As a sound investment, $TSLA is one of the worst stock picks in the world.

As a fun gamble, it’s one of the best.

And, just like Bitcoin, small investors are going to lose hundreds of billions of dollars when the price bubble pops.

Because let’s face it: Tesla is a meme stock.

Just look who’s buying shares:

And they’re probably buying most of it on margin.

Either way, Tesla stock is clearly being pumped by unsophisticated investors who haven’t done their due diligence regarding the company’s actual long-term worth.

Nor do they care.

The end result?

Tens of thousands of Tesla speculators will lose their life savings.


In conclusion

In no rational world is Tesla worth $1,000,000,000,000.

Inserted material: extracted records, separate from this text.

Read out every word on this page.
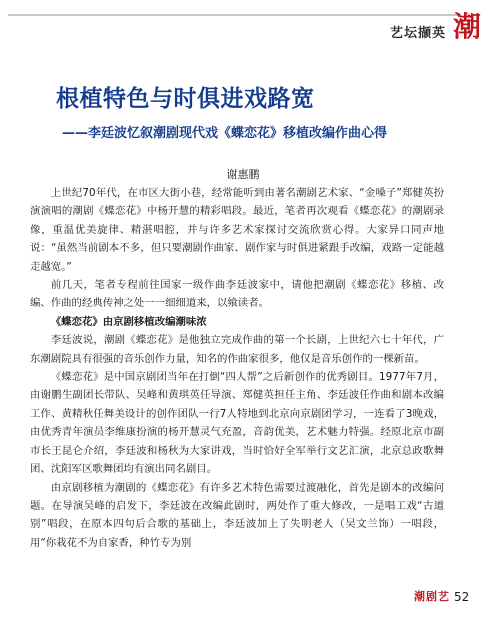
艺坛撷英 潮
根植特色与时俱进戏路宽
——李廷波忆叙潮剧现代戏《蝶恋花》移植改编作曲心得
谢惠鹏

上世纪70年代，在市区大街小巷，经常能听到由著名潮剧艺术家、“金嗓子”郑健英扮演演唱的潮剧《蝶恋花》中杨开慧的精彩唱段。最近，笔者再次观看《蝶恋花》的潮剧录像，重温优美旋律、精湛唱腔，并与许多艺术家探讨交流欣赏心得。大家异口同声地说：“虽然当前剧本不多，但只要潮剧作曲家、剧作家与时俱进紧跟手改编，戏路一定能越走越宽。”

前几天，笔者专程前往国家一级作曲李廷波家中，请他把潮剧《蝶恋花》移植、改编、作曲的经典传神之处一一细细道来，以飨读者。

《蝶恋花》由京剧移植改编潮味浓

李廷波说，潮剧《蝶恋花》是他独立完成作曲的第一个长剧，上世纪六七十年代，广东潮剧院具有很强的音乐创作力量，知名的作曲家很多，他仅是音乐创作的一棵新苗。

《蝶恋花》是中国京剧团当年在打倒“四人帮”之后新创作的优秀剧目。1977年7月，由谢鹏生副团长带队、吴峰和黄琪英任导演、郑健英担任主角、李廷波任作曲和剧本改编工作、黄精秋任舞美设计的创作团队一行7人特地到北京向京剧团学习，一连看了3晚戏，由优秀青年演员李维康扮演的杨开慧灵气充盈，音韵优美，艺术魅力特强。经原北京市副市长王昆仑介绍，李廷波和杨秋为大家讲戏，当时恰好全军举行文艺汇演，北京总政歌舞团、沈阳军区歌舞团均有演出同名剧目。

由京剧移植为潮剧的《蝶恋花》有许多艺术特色需要过渡融化，首先是剧本的改编问题。在导演吴峰的启发下，李廷波在改编此剧时，两处作了重大修改，一是唱工戏“古道别”唱段，在原本四句后合歌的基础上，李廷波加上了失明老人（吴文兰饰）一唱段，用“你栽花不为自家香，种竹专为别

潮剧艺 52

But, of course, we don’t live in a rational world anymore.

Because the productive economy is completely dead, the only way to make big money without doing any real work is to play the extraction game, getting in on Ponzi schemes like real estate, the stock market, and cryptocurrency, desperately hoping you can sell at the top before the whole house of cards falls apart.

And it will fall apart.

When it does, there will be riots and protests, there will be suicides, and millions of people will lose their jobs and homes and suffer untold hardship.

As usual, the elites will pick through the wreckage and scoop up cheap assets at firesale prices.

We saw it in 2008, and we will see it again, but on a bigger scale.

The rich will do what they want, and the poor will suffer what they must.